Many people rightfully fear that giving too much power to the military would be taking an enormous step back from democracy and would potentially usher in a return to politics as they were in the times of Egypt’s former president and military strongman Gamal Abdel-Nasser. Throughout the history of the Turkish republic, there have been incidents in which the military overstepped its bounds, and it seems like there is a new military-led coup d’état every decade. There would also be incredible outrage amongst the high numbers of Islamic party supporters throughout Egypt.
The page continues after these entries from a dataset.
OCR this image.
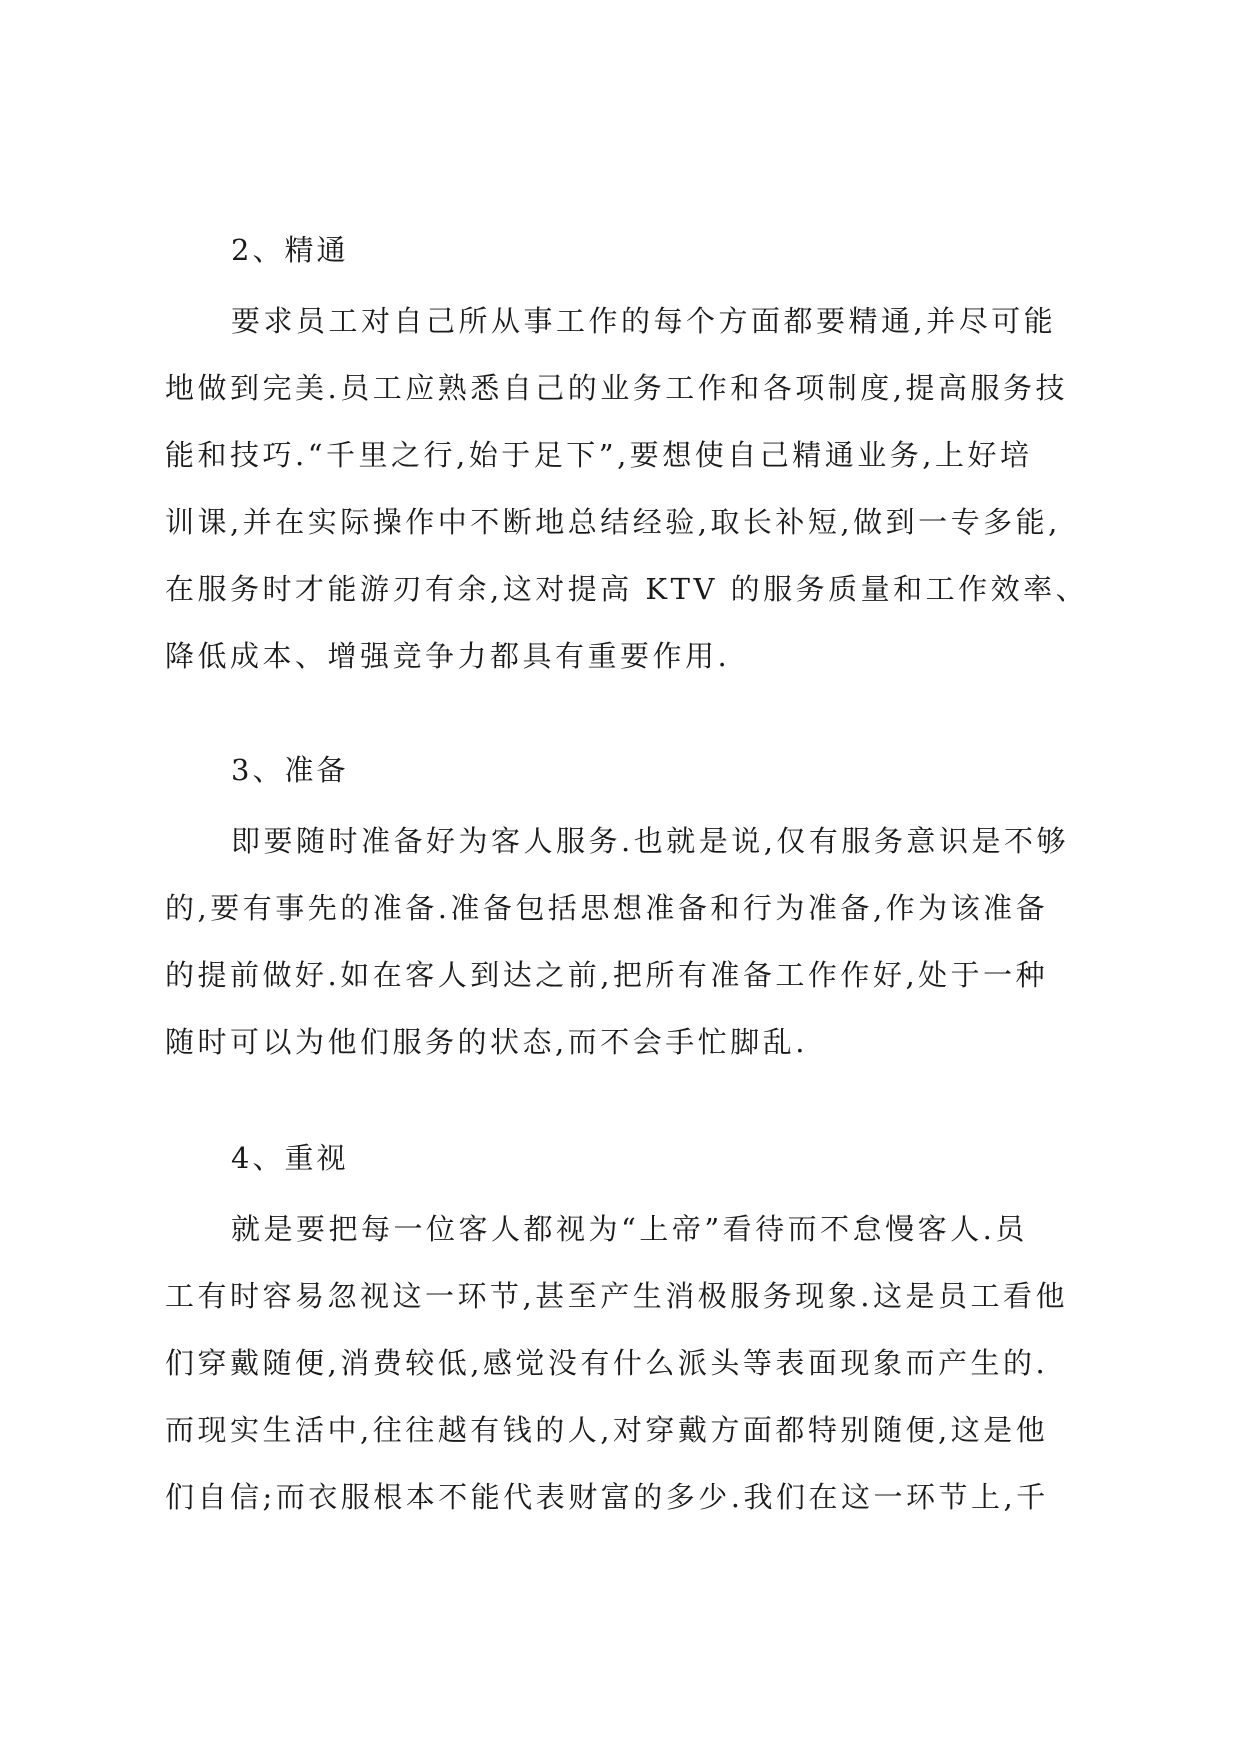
2、精通
要求员工对自己所从事工作的每个方面都要精通,并尽可能
地做到完美.员工应熟悉自己的业务工作和各项制度,提高服务技
能和技巧.“千里之行,始于足下”,要想使自己精通业务,上好培
训课,并在实际操作中不断地总结经验,取长补短,做到一专多能,
在服务时才能游刃有余,这对提高 KTV 的服务质量和工作效率、
降低成本、增强竞争力都具有重要作用.
3、准备
即要随时准备好为客人服务.也就是说,仅有服务意识是不够
的,要有事先的准备.准备包括思想准备和行为准备,作为该准备
的提前做好.如在客人到达之前,把所有准备工作作好,处于一种
随时可以为他们服务的状态,而不会手忙脚乱.
4、重视
就是要把每一位客人都视为“上帝”看待而不怠慢客人.员
工有时容易忽视这一环节,甚至产生消极服务现象.这是员工看他
们穿戴随便,消费较低,感觉没有什么派头等表面现象而产生的.
而现实生活中,往往越有钱的人,对穿戴方面都特别随便,这是他
们自信;而衣服根本不能代表财富的多少.我们在这一环节上,千
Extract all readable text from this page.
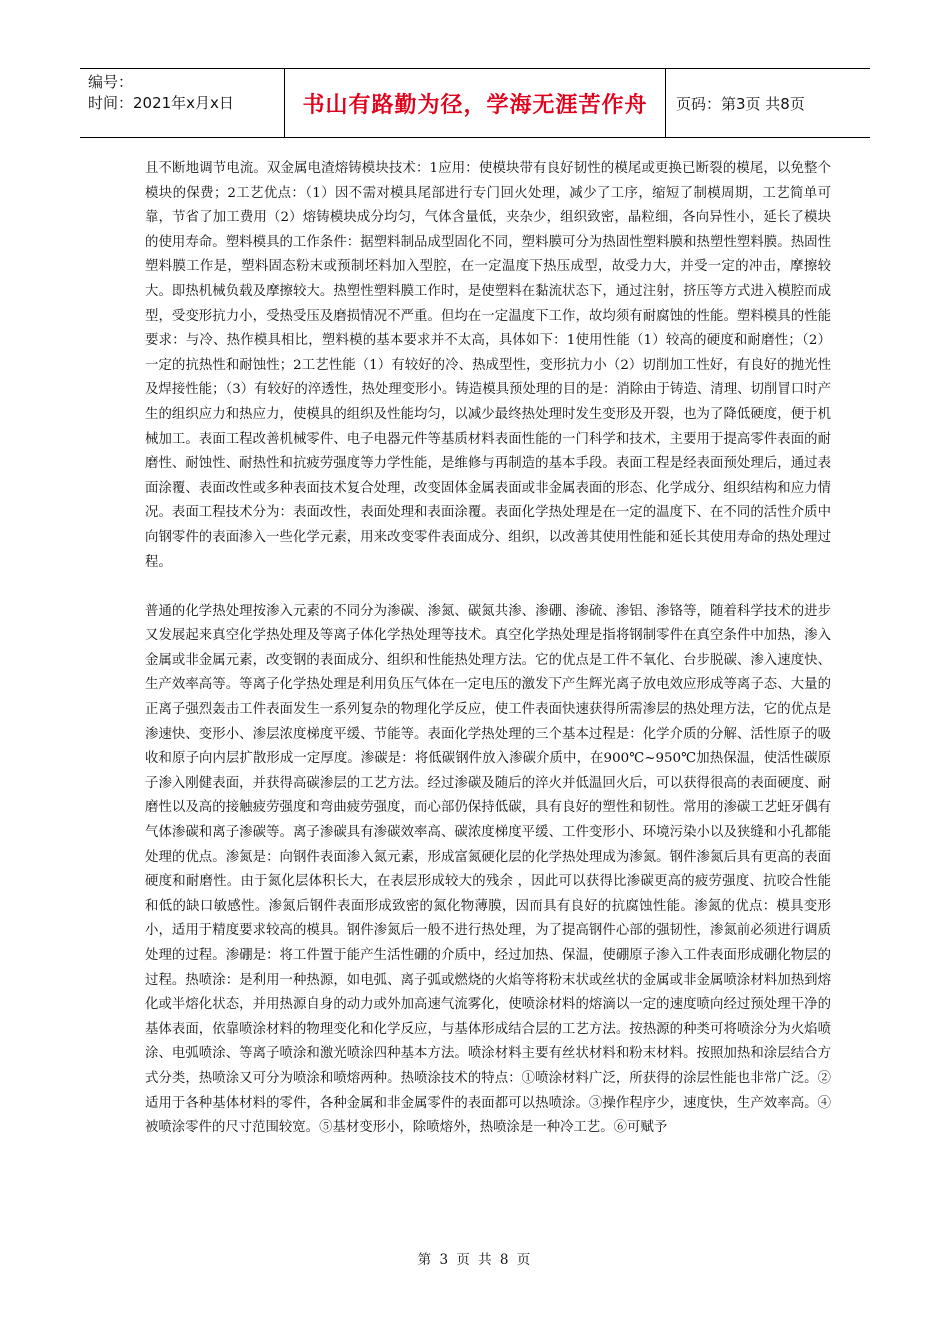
编号：
时间：2021年x月x日	书山有路勤为径，学海无涯苦作舟	页码：第3页 共8页

且不断地调节电流。双金属电渣熔铸模块技术：1应用：使模块带有良好韧性的模尾或更换已断裂的模尾，以免整个模块的保费；2工艺优点：（1）因不需对模具尾部进行专门回火处理，减少了工序，缩短了制模周期，工艺简单可靠，节省了加工费用（2）熔铸模块成分均匀，气体含量低，夹杂少，组织致密，晶粒细，各向异性小，延长了模块的使用寿命。塑料模具的工作条件：据塑料制品成型固化不同，塑料膜可分为热固性塑料膜和热塑性塑料膜。热固性塑料膜工作是，塑料固态粉末或预制坯料加入型腔，在一定温度下热压成型，故受力大，并受一定的冲击，摩擦较大。即热机械负载及摩擦较大。热塑性塑料膜工作时，是使塑料在黏流状态下，通过注射，挤压等方式进入模腔而成型，受变形抗力小，受热受压及磨损情况不严重。但均在一定温度下工作，故均须有耐腐蚀的性能。塑料模具的性能要求：与冷、热作模具相比，塑料模的基本要求并不太高，具体如下：1使用性能（1）较高的硬度和耐磨性；（2）一定的抗热性和耐蚀性；2工艺性能（1）有较好的冷、热成型性，变形抗力小（2）切削加工性好，有良好的抛光性及焊接性能；（3）有较好的淬透性，热处理变形小。铸造模具预处理的目的是：消除由于铸造、清理、切削冒口时产生的组织应力和热应力，使模具的组织及性能均匀，以减少最终热处理时发生变形及开裂，也为了降低硬度，便于机械加工。表面工程改善机械零件、电子电器元件等基质材料表面性能的一门科学和技术，主要用于提高零件表面的耐磨性、耐蚀性、耐热性和抗疲劳强度等力学性能，是维修与再制造的基本手段。表面工程是经表面预处理后，通过表面涂覆、表面改性或多种表面技术复合处理，改变固体金属表面或非金属表面的形态、化学成分、组织结构和应力情况。表面工程技术分为：表面改性，表面处理和表面涂覆。表面化学热处理是在一定的温度下、在不同的活性介质中向钢零件的表面渗入一些化学元素，用来改变零件表面成分、组织，以改善其使用性能和延长其使用寿命的热处理过程。

普通的化学热处理按渗入元素的不同分为渗碳、渗氮、碳氮共渗、渗硼、渗硫、渗铝、渗铬等，随着科学技术的进步又发展起来真空化学热处理及等离子体化学热处理等技术。真空化学热处理是指将钢制零件在真空条件中加热，渗入金属或非金属元素，改变钢的表面成分、组织和性能热处理方法。它的优点是工件不氧化、台步脱碳、渗入速度快、生产效率高等。等离子化学热处理是利用负压气体在一定电压的激发下产生辉光离子放电效应形成等离子态、大量的正离子强烈轰击工件表面发生一系列复杂的物理化学反应，使工件表面快速获得所需渗层的热处理方法，它的优点是渗速快、变形小、渗层浓度梯度平缓、节能等。表面化学热处理的三个基本过程是：化学介质的分解、活性原子的吸收和原子向内层扩散形成一定厚度。渗碳是：将低碳钢件放入渗碳介质中，在900℃~950℃加热保温，使活性碳原子渗入刚健表面，并获得高碳渗层的工艺方法。经过渗碳及随后的淬火并低温回火后，可以获得很高的表面硬度、耐磨性以及高的接触疲劳强度和弯曲疲劳强度，而心部仍保持低碳，具有良好的塑性和韧性。常用的渗碳工艺蚟牙偶有气体渗碳和离子渗碳等。离子渗碳具有渗碳效率高、碳浓度梯度平缓、工件变形小、环境污染小以及狭缝和小孔都能处理的优点。渗氮是：向钢件表面渗入氮元素，形成富氮硬化层的化学热处理成为渗氮。钢件渗氮后具有更高的表面硬度和耐磨性。由于氮化层体积长大，在表层形成较大的残余 ，因此可以获得比渗碳更高的疲劳强度、抗咬合性能和低的缺口敏感性。渗氮后钢件表面形成致密的氮化物薄膜，因而具有良好的抗腐蚀性能。渗氮的优点：模具变形小，适用于精度要求较高的模具。钢件渗氮后一般不进行热处理，为了提高钢件心部的强韧性，渗氮前必须进行调质处理的过程。渗硼是：将工件置于能产生活性硼的介质中，经过加热、保温，使硼原子渗入工件表面形成硼化物层的过程。热喷涂：是利用一种热源，如电弧、离子弧或燃烧的火焰等将粉末状或丝状的金属或非金属喷涂材料加热到熔化或半熔化状态，并用热源自身的动力或外加高速气流雾化，使喷涂材料的熔滴以一定的速度喷向经过预处理干净的基体表面，依靠喷涂材料的物理变化和化学反应，与基体形成结合层的工艺方法。按热源的种类可将喷涂分为火焰喷涂、电弧喷涂、等离子喷涂和激光喷涂四种基本方法。喷涂材料主要有丝状材料和粉末材料。按照加热和涂层结合方式分类，热喷涂又可分为喷涂和喷熔两种。热喷涂技术的特点：①喷涂材料广泛，所获得的涂层性能也非常广泛。②适用于各种基体材料的零件，各种金属和非金属零件的表面都可以热喷涂。③操作程序少，速度快，生产效率高。④被喷涂零件的尺寸范围较宽。⑤基材变形小，除喷熔外，热喷涂是一种冷工艺。⑥可赋予

第 3 页 共 8 页
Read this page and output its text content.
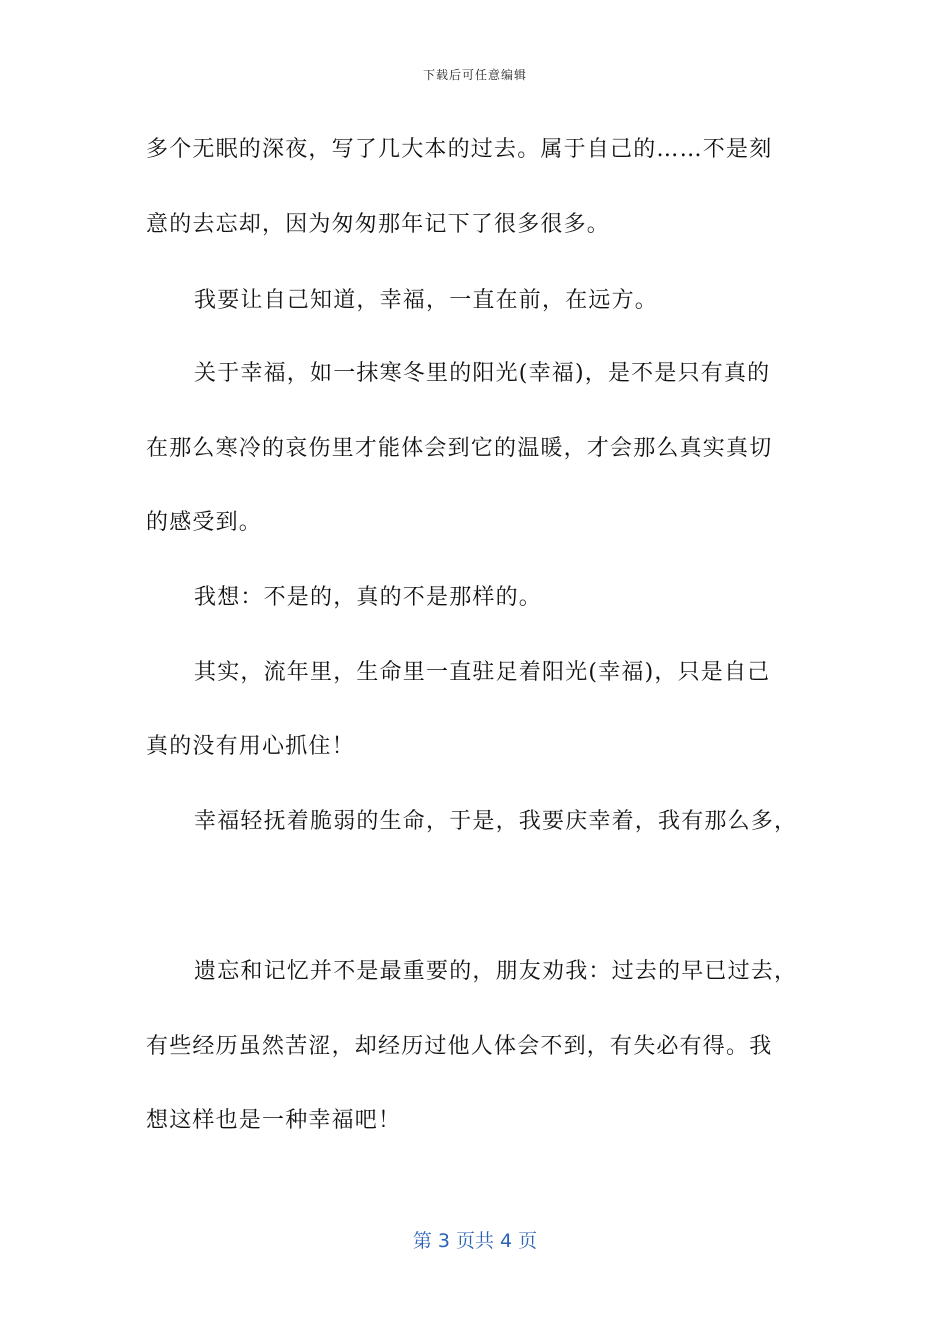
下载后可任意编辑
多个无眠的深夜，写了几大本的过去。属于自己的……不是刻
意的去忘却，因为匆匆那年记下了很多很多。
我要让自己知道，幸福，一直在前，在远方。
关于幸福，如一抹寒冬里的阳光(幸福)，是不是只有真的
在那么寒冷的哀伤里才能体会到它的温暖，才会那么真实真切
的感受到。
我想：不是的，真的不是那样的。
其实，流年里，生命里一直驻足着阳光(幸福)，只是自己
真的没有用心抓住！
幸福轻抚着脆弱的生命，于是，我要庆幸着，我有那么多，
遗忘和记忆并不是最重要的，朋友劝我：过去的早已过去，
有些经历虽然苦涩，却经历过他人体会不到，有失必有得。我
想这样也是一种幸福吧！
第 3 页共 4 页
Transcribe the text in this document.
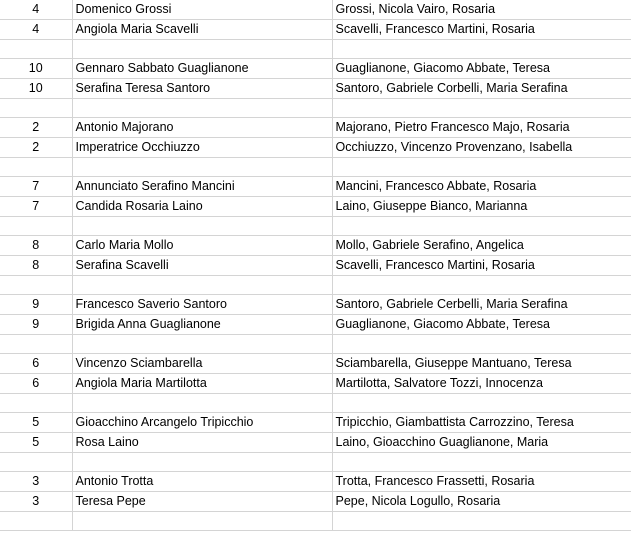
4	Domenico Grossi	Grossi, Nicola Vairo, Rosaria
4	Angiola Maria Scavelli	Scavelli, Francesco Martini, Rosaria

10	Gennaro Sabbato Guaglianone	Guaglianone, Giacomo Abbate, Teresa
10	Serafina Teresa Santoro	Santoro, Gabriele Corbelli, Maria Serafina

2	Antonio Majorano	Majorano, Pietro Francesco Majo, Rosaria
2	Imperatrice Occhiuzzo	Occhiuzzo, Vincenzo Provenzano, Isabella

7	Annunciato Serafino Mancini	Mancini, Francesco Abbate, Rosaria
7	Candida Rosaria Laino	Laino, Giuseppe Bianco, Marianna

8	Carlo Maria Mollo	Mollo, Gabriele Serafino, Angelica
8	Serafina Scavelli	Scavelli, Francesco Martini, Rosaria

9	Francesco Saverio Santoro	Santoro, Gabriele Cerbelli, Maria Serafina
9	Brigida Anna Guaglianone	Guaglianone, Giacomo Abbate, Teresa

6	Vincenzo Sciambarella	Sciambarella, Giuseppe Mantuano, Teresa
6	Angiola Maria Martilotta	Martilotta, Salvatore Tozzi, Innocenza

5	Gioacchino Arcangelo Tripicchio	Tripicchio, Giambattista Carrozzino, Teresa
5	Rosa Laino	Laino, Gioacchino Guaglianone, Maria

3	Antonio Trotta	Trotta, Francesco Frassetti, Rosaria
3	Teresa Pepe	Pepe, Nicola Logullo, Rosaria
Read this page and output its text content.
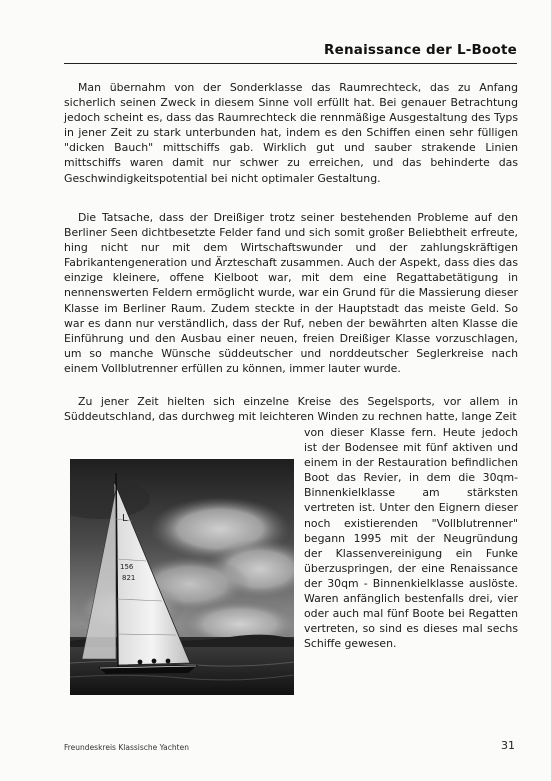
Renaissance der L-Boote

Man übernahm von der Sonderklasse das Raumrechteck, das zu Anfang sicherlich seinen Zweck in diesem Sinne voll erfüllt hat. Bei genauer Betrachtung jedoch scheint es, dass das Raumrechteck die rennmäßige Ausgestaltung des Typs in jener Zeit zu stark unterbunden hat, indem es den Schiffen einen sehr fülligen "dicken Bauch" mittschiffs gab. Wirklich gut und sauber strakende Linien mittschiffs waren damit nur schwer zu erreichen, und das behinderte das Geschwindigkeitspotential bei nicht optimaler Gestaltung.

Die Tatsache, dass der Dreißiger trotz seiner bestehenden Probleme auf den Berliner Seen dichtbesetzte Felder fand und sich somit großer Beliebtheit erfreute, hing nicht nur mit dem Wirtschaftswunder und der zahlungskräftigen Fabrikantengeneration und Ärzteschaft zusammen. Auch der Aspekt, dass dies das einzige kleinere, offene Kielboot war, mit dem eine Regattabetätigung in nennenswerten Feldern ermöglicht wurde, war ein Grund für die Massierung dieser Klasse im Berliner Raum. Zudem steckte in der Hauptstadt das meiste Geld. So war es dann nur verständlich, dass der Ruf, neben der bewährten alten Klasse die Einführung und den Ausbau einer neuen, freien Dreißiger Klasse vorzuschlagen, um so manche Wünsche süddeutscher und norddeutscher Seglerkreise nach einem Vollblutrenner erfüllen zu können, immer lauter wurde.

Zu jener Zeit hielten sich einzelne Kreise des Segelsports, vor allem in Süddeutschland, das durchweg mit leichteren Winden zu rechnen hatte, lange Zeit

L
156
821

von dieser Klasse fern. Heute jedoch ist der Bodensee mit fünf aktiven und einem in der Restauration befindlichen Boot das Revier, in dem die 30qm-Binnenkielklasse am stärksten vertreten ist. Unter den Eignern dieser noch existierenden "Vollblutrenner" begann 1995 mit der Neugründung der Klassenvereinigung ein Funke überzuspringen, der eine Renaissance der 30qm - Binnenkielklasse auslöste. Waren anfänglich bestenfalls drei, vier oder auch mal fünf Boote bei Regatten vertreten, so sind es dieses mal sechs Schiffe gewesen.

Freundeskreis Klassische Yachten	31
The key for Egypt will be finding an appropriate balance between Turkey’s once-influential and proactive military leadership and America’s civilian-controlled armed forces. Perhaps Egypt’s military could stand merely to uphold the constitution — assuming there will be one — similar to a supreme court but with claws. The idea would not be for the military to prevent democracy, but for it to restrict democracy just enough to prevent it from causing it to destroy itself. There could still be independent parties of every nature, a parliament, and an executive. However, it could be mandated that a set number of military officials — chosen from within the military leadership — sit on the constitutional courts and temper the conservative whims of the masses.
For secular, forward-thinking Egyptians, a Turkish Period appears to be the best option to safeguard minority rights and freedom of speech. After a generation of peace and economic gains, perhaps the military can return to its established role of defending Egypt from external threats, insha’allah.